Arlo Wilde of Fred Savage’s Revenge was taken into custody last night for attacking his manager and father, Hawshawn Wilde. He is charged with felony assault and battery. Hawshawn is in critical condition at New York–Presbyterian Hospital. The Wilde men have a notoriously rocky relationship, first reported here, when Arlo sued his father for back wages.

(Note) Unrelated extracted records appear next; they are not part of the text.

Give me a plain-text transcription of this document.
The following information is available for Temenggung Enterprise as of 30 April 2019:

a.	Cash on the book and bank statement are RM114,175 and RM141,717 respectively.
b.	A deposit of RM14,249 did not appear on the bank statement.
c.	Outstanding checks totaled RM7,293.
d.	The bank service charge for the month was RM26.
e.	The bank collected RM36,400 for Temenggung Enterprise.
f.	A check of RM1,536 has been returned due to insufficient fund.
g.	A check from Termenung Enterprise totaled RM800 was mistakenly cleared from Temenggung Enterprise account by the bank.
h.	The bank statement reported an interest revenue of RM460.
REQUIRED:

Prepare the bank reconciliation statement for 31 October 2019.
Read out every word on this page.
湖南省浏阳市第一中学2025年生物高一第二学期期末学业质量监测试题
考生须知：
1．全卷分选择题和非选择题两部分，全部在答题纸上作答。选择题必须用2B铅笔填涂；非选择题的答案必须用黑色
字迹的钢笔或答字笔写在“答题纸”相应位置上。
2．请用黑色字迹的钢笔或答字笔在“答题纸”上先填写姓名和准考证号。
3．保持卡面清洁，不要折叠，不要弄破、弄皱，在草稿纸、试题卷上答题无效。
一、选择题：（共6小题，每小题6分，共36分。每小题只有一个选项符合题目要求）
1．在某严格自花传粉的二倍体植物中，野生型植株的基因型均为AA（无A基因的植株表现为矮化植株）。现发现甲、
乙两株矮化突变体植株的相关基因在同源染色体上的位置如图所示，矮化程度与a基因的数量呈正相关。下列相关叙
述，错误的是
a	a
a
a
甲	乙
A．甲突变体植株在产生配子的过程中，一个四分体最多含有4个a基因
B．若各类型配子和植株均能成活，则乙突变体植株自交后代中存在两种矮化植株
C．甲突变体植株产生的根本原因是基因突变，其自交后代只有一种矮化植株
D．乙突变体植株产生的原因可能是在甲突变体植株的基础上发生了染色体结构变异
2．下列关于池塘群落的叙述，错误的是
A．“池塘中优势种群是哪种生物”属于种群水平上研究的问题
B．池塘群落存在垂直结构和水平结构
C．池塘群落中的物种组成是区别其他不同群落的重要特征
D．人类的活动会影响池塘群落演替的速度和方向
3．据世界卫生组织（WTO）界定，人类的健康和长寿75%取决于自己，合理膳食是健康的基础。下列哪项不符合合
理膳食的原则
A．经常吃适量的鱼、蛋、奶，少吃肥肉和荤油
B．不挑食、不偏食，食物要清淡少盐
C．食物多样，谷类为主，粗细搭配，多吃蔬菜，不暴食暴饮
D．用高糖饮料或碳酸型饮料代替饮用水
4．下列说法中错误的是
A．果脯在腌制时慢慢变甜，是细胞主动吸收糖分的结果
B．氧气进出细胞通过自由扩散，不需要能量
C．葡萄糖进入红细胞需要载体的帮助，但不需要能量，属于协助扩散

It’s a fall from grace for Arlo, who won a Best New Artist Grammy last year. Sources say that as part of his plea agreement, Arlo plans to enter rehab for heroin addiction.

Click for mug shots!

From Believing What You See: Untangling the Maple Street Murders, by Ellis Haverick, Hofstra University Press, ? 2043

Investigators have researched Rhea Schroeder’s past exhaustively. We all know about the event at the Hungarian Pastry Shop. Franklin and others have tethered this incident to the subsequent Maple Street Murders. But that connection is tenuous at best.

We’ve not looked as much at Gertie Wilde, whom we might argue arrived at Maple Street with the most troubled history of all. Gertie’s parents were drug abusers. She was shuffled through the foster system until her father’s wife, Cheerie Maupin, agreed to keep her. Cheerie was problematic. She freely admits to having loaned Gertie out to men. It’s not so surprising, then, that Gertie would have missed all the signs of sexual abuse. It’s equally possible that she did recognize them, but chose to cover for her husband. Potentially, she even participated.

Maple Street

July 11–21

The search for Shelly Schroeder began at the moment of her fall, when parents and children shouted her name down the mouth of the hole: Shelly Schroeder! Shelly Schroeder! Where are you? It continued through the day, when police sectioned off the periphery and rescue workers attached to thick ropes belayed down. Oil-slick footprints tracked a reflective sheen all over the park until no grass was left. The day turned to night and into the next day without sign of life. The weekend passed. The oil and bitumen spread to the street.

As if fed, the hole grew. A gaping, excavated wound.

The media picked up the story, and quickly, blogs and streams unleashed news of the missing child, lost down a hole. “I can’t understand it,” Rhea told NBC’s local affiliate, and Maple Street watched on static-filled screens, her bereavement seeming worse, somehow, when pixelated in their living rooms. “She knew she wasn’t allowed out there. It doesn’t make any sense.”

Shelly Schroeder! Shelly Schroeder! Where are you?

Two more families left the block, for a total of seven gone. Those who remained felt the burden to represent. To support this lost child and her family. They doubled down, canceling trips to the beach, forgoing summer museum nights in the city. They stayed on Maple Street like sentries, as if Shelly, and the horrible sinkhole itself, belonged to them.

Never comfortable with uncertainty, the people of Maple Street struggled for explanations. They reviewed the events of that morning with their children, and they contrived reasons among one another, their voices respectfully soft. Why had Shelly been out there? Whose idea had it been?